The result plot is much better than the z_min method, although it is not perfect due to limit precision of minimization by default.
Compact function for Spectral Clustering Algorithm
A combination of everything we went throught so far, minusing the unsuccessful one and go straight out to the best algorithm only!
Function spectral_clustering(X, epsilon)
, which takes in the input data X
and the distance threshold epsilon
and performs spectral clustering, returning an array of binary labels indicating whether data point i
is in group 0
or group 1
.
Outline
- Construct the similarity matrix.
- Construct the Laplacian matrix.
- Compute the eigenvector with second-smallest eigenvalue of the Laplacian matrix.
- Return labels based on this eigenvector.
def spectral_clustering(X, epsilon):
"""
Performes spectral clustering
argument:
X: matrix contain Euclidean coordinates of the data points
epsilon: distance threshold
Return:
an array of binary labels indicating whether data point i is in group 0 or 1.
"""
# construct similarity matrix:
A = np.zeros((n,n))
A[pairwise_distances(X) <= epsilon] = 1
np.fill_diagonal(A,0)
# construct Laplacian matrix:
D = np.diag(A.sum(axis = 1))
L = np.linalg.inv(D) @ (D-A)
# compute eigenvector with second-smallest eigenvalue of laplacian matrix:
eigval, eigvec = np.linalg.eig((L + L.T)/2)
eigvec = eigvec[:, eigval.argsort()]
z_eig = eigvec[:,1]
# return labels based on this eigenvector
return (eigvec[:,1] <0).astype(int)
A comments was made about how efficient it is using eigvec = eigvec[:, eigval.argsort()]
and return (eigvec[:,1] <0).astype(int)
# plot result
plt.scatter(X[:,0], X[:,1], c = spectral_clustering(X, 0.4))
Examples using spectral_clustering
function
Experiment with make_moons
datasets. Change noise
setting:
The noise
parameters often causes the algorithms to miss out patterns in the data, so here, we want to see how is this parameter will affects the accuracy of our spectral clustering algorithm
np.random.seed(1234)
n = 1000
X, y = datasets.make_moons(n_samples=n, shuffle=True, noise=0.1, random_state=None)
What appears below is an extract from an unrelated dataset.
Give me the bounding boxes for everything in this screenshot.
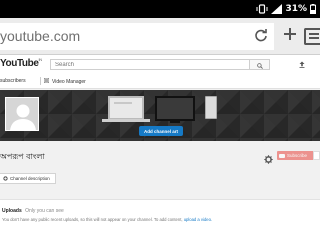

plt.scatter(X[:,0], X[:,1], c = spectral_clustering(X, 0.4))
np.random.seed(1234)
n = 1000
X, y = datasets.make_moons(n_samples=n, shuffle=True, noise=0.3, random_state=None)
plt.scatter(X[:,0], X[:,1], c = spectral_clustering(X, 0.7))
Add annotation to the experiments with noises:
Increasing noise would affect the algorigthm. At noise=0.3
, the data sets now looks like a single big blobs with no distinctive pattern. Hence, the algorithm splits the blobs in half.
Thanks y’all! I appreciate all the helps I received.
Experiment with make_circles()
– the bull’s eye data set:
n = 1000
X, y = datasets.make_circles(n_samples=n, shuffle=True, noise=0.05, random_state=None, factor = 0.4)
plt.scatter(X[:,0], X[:,1])
There are two concentric circles. As before k-means will not do well here at all.
km = KMeans(n_clusters = 2)
km.fit(X)
plt.scatter(X[:,0], X[:,1], c = km.predict(X))
# apply the spectral_clustering() function
plt.scatter(X[:,0], X[:,1], c = spectral_clustering(X, 0.4))
plt.scatter(X[:,0], X[:,1], c = spectral_clustering(X, 0.33))
plt.scatter(X[:,0], X[:,1], c = spectral_clustering(X, 0.3))
plt.scatter(X[:,0], X[:,1], c = spectral_clustering(X, 0.5))
plt.scatter(X[:,0], X[:,1], c = spectral_clustering(X, 0.53))
So I tried multiple epsilon
here, from 0.3 to 0.55, the best value is around 0.33 - 0.53. For epsilon 0.53, there is already mis-categorize data points. Going out of this range would cause the clustering failed completely.